Official Fellow; Director of Studies in Computer Science
Reader in Algorithms and Probability
I grew up in a small town in central Germany, located in the "Sauerland" region, which may or may not be related to my family name. I completed my PhD in Computer Science at the University of Paderborn on efficient protocols for parallel networks. After two postdoctoral fellowships at Berkeley and Vancouver, I worked as a senior researcher and group leader at the Max Planck Institute for Informatics in Germany. Since 2013, I have been a University Lecturer in Cambridge. So far my lecturing experience here includes two undergraduate courses on Algorithms (Part I and Part II) as well as a graduate course on Machine Learning and Data Mining. I have also greatly enjoyed giving supervisions, and I do admire Cambridge's unique teaching environment combining lectures with one-to-one tutorials.

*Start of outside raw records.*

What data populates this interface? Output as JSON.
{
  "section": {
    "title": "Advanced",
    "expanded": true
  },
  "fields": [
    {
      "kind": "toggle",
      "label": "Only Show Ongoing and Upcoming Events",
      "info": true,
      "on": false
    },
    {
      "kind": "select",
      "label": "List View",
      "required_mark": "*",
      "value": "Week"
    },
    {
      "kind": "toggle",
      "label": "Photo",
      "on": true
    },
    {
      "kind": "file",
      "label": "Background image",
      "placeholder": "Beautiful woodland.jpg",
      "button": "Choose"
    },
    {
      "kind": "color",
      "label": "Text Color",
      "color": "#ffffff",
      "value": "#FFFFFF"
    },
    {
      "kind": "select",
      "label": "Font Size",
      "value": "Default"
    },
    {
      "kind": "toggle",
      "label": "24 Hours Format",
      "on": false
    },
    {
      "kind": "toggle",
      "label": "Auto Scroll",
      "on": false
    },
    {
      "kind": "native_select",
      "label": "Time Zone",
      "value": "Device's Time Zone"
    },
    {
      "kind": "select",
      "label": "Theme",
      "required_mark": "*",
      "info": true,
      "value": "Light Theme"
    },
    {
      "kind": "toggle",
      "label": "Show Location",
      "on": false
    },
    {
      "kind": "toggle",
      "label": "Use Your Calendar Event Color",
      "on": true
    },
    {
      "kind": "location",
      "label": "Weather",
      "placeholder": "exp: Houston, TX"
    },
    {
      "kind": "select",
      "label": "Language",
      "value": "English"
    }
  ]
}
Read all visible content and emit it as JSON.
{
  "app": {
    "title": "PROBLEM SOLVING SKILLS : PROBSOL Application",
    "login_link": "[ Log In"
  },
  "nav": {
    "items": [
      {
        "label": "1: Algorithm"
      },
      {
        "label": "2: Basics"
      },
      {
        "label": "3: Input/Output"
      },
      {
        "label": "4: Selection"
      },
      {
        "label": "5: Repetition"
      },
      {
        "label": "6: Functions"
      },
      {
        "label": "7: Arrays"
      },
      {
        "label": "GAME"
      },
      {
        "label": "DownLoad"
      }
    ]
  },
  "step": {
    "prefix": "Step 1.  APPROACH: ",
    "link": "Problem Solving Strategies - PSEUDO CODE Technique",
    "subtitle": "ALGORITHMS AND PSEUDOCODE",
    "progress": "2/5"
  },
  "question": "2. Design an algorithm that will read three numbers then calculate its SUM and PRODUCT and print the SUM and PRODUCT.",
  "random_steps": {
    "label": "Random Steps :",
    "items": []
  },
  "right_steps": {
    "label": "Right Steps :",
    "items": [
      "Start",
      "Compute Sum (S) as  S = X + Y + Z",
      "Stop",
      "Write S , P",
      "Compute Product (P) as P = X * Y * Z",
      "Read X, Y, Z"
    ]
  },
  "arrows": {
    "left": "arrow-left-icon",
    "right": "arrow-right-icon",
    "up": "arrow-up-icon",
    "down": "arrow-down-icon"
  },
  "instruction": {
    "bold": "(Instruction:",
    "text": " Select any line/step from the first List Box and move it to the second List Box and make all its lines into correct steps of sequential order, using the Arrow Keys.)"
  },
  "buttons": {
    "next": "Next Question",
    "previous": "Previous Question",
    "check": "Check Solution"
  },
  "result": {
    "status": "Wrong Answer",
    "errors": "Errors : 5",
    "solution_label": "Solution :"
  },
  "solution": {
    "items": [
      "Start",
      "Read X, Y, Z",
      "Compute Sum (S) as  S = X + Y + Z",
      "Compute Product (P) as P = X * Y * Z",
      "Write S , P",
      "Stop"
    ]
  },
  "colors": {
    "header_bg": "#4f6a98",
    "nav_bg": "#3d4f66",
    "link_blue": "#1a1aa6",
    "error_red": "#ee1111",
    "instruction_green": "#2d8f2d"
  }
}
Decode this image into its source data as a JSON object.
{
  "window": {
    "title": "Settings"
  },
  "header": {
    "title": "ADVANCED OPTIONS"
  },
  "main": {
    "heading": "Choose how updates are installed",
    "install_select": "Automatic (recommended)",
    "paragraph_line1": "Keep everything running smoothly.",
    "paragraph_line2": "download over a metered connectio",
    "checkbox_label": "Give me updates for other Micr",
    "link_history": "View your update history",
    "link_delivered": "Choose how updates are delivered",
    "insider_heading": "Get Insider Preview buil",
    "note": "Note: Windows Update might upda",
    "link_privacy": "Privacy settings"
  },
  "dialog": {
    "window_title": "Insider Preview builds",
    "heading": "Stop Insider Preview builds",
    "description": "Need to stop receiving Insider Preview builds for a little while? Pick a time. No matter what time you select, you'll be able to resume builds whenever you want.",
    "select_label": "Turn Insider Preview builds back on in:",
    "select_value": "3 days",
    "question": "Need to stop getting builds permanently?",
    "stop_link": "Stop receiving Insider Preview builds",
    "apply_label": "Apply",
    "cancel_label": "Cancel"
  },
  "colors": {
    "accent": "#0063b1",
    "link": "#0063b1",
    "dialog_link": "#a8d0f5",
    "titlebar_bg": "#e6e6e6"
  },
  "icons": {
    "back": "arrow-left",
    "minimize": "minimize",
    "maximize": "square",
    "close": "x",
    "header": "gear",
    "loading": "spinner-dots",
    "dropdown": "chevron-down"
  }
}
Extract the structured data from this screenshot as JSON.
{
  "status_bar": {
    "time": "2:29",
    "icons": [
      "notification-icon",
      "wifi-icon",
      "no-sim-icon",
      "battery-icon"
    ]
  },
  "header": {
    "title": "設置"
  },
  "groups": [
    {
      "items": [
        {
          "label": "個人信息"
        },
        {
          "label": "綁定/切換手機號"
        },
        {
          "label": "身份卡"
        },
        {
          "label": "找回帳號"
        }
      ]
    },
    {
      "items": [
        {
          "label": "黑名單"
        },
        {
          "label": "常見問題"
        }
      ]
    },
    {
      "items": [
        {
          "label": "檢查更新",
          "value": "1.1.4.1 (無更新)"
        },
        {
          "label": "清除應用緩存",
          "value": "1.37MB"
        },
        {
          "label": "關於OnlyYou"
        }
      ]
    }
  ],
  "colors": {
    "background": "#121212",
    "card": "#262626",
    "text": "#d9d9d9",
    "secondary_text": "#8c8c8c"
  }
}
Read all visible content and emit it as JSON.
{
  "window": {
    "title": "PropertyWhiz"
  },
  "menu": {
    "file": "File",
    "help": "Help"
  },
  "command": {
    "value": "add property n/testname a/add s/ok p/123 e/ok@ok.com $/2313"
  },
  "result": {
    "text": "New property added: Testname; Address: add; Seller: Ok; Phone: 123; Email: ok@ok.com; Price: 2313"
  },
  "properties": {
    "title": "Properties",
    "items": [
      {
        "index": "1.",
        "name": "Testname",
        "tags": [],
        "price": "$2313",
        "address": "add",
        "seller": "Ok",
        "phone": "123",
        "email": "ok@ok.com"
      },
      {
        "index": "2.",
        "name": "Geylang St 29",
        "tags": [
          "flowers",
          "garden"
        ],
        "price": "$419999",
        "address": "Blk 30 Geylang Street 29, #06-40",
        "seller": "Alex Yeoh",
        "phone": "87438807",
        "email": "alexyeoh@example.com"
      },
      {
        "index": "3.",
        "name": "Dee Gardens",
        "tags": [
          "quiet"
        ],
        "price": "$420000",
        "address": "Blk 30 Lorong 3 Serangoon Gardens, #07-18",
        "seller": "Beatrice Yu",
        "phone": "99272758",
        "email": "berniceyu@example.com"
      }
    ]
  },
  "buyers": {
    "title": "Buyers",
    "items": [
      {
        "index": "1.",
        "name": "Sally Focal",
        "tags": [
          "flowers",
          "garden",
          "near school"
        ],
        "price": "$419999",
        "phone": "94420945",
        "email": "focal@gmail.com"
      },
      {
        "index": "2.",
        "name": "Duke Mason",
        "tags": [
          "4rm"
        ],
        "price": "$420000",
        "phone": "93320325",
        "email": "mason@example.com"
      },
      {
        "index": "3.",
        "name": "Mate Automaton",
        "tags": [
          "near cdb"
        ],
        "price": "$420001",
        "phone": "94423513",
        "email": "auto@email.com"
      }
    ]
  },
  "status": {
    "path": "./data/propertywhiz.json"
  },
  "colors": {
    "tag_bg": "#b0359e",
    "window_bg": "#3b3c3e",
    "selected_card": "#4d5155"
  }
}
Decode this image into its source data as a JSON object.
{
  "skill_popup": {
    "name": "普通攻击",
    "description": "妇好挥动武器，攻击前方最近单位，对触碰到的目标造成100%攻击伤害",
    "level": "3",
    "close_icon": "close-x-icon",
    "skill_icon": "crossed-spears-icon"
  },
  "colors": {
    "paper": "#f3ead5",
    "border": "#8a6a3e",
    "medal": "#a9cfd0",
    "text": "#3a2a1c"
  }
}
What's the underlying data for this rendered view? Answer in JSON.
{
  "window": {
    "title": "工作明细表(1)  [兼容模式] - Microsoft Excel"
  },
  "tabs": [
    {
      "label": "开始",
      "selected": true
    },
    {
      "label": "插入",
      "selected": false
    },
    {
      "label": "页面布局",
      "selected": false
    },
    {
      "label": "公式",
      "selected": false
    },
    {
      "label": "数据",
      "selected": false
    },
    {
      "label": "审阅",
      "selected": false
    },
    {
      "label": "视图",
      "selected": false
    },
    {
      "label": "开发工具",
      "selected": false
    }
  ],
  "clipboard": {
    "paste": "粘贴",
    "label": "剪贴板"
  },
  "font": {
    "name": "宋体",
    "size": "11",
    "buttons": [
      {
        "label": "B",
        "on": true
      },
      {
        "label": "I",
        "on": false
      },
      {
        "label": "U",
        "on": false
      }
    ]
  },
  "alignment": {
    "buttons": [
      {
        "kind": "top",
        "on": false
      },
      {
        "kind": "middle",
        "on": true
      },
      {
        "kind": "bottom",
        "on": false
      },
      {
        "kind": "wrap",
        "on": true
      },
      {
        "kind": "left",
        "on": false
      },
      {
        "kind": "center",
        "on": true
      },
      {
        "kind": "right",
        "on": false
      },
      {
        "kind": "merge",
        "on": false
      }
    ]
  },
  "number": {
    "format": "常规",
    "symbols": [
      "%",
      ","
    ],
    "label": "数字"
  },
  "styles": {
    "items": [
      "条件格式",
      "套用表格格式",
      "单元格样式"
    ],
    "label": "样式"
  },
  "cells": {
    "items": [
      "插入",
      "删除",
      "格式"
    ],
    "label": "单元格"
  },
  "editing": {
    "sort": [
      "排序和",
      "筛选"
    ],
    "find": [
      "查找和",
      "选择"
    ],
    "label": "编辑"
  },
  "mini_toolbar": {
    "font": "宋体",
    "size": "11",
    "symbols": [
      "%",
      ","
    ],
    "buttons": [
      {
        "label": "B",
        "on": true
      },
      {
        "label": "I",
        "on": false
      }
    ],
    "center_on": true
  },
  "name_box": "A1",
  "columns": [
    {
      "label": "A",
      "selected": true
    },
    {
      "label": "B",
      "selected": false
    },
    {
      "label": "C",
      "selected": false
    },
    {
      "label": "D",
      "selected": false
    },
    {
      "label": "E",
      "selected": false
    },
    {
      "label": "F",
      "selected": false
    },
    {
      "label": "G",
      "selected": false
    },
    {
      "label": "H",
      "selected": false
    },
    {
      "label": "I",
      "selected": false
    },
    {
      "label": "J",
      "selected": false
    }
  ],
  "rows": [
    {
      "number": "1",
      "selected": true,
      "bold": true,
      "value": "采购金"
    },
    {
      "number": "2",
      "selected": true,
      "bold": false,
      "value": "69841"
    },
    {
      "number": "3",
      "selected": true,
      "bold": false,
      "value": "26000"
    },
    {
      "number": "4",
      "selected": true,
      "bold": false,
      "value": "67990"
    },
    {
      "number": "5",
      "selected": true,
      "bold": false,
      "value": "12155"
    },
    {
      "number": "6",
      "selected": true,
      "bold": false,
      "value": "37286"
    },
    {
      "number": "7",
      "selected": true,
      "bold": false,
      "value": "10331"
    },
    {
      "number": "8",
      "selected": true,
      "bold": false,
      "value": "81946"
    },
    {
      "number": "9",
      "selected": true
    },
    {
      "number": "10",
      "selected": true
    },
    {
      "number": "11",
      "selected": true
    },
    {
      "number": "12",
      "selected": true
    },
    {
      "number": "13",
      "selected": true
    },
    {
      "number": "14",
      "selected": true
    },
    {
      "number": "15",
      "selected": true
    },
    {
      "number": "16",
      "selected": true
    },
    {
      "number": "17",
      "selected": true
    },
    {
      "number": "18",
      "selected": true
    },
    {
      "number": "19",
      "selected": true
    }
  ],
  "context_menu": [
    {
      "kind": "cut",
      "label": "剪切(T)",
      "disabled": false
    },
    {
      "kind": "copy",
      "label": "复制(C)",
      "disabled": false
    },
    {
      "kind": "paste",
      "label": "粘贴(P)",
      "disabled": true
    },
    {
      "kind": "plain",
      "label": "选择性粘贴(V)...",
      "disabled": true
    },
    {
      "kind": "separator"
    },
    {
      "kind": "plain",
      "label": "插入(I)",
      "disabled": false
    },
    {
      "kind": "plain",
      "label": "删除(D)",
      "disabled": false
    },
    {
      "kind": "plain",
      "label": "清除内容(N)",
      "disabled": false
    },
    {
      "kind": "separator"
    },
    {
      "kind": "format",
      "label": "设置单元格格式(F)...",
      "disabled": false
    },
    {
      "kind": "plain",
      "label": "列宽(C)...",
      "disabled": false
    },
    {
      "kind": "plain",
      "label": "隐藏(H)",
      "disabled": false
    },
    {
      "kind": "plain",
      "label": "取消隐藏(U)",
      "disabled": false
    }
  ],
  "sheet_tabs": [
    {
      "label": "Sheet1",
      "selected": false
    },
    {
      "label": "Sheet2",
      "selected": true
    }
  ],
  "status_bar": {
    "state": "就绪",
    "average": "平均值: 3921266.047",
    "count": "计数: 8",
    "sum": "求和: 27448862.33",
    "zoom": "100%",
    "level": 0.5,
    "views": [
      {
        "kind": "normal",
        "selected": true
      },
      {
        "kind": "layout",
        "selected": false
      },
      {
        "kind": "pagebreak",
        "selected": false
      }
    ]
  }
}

My research interests have always been at the intersection of computer science and mathematics, but more recently I have shifted my focus to the use of random walk based methods in computer science. This typically involves the simulation of small particles performing random walks on a network, for instance, a large social network, in order to quickly obtain some information and insights about its structure. For instance, we may want to find out whether two given nodes are connected, or more generally, whether we can partition the network into well-connected groups known as clustering. Since some of the networks we are dealing with contain billions of vertices, it is not feasible to perform a more traditional exhaustive search. Instead, we have resort to randomised, that is sampling-based approaches, which often includes running multiple random walks. In 2016 I have been awarded an ERC starting grant, which enables me to establish the first research group working in this area.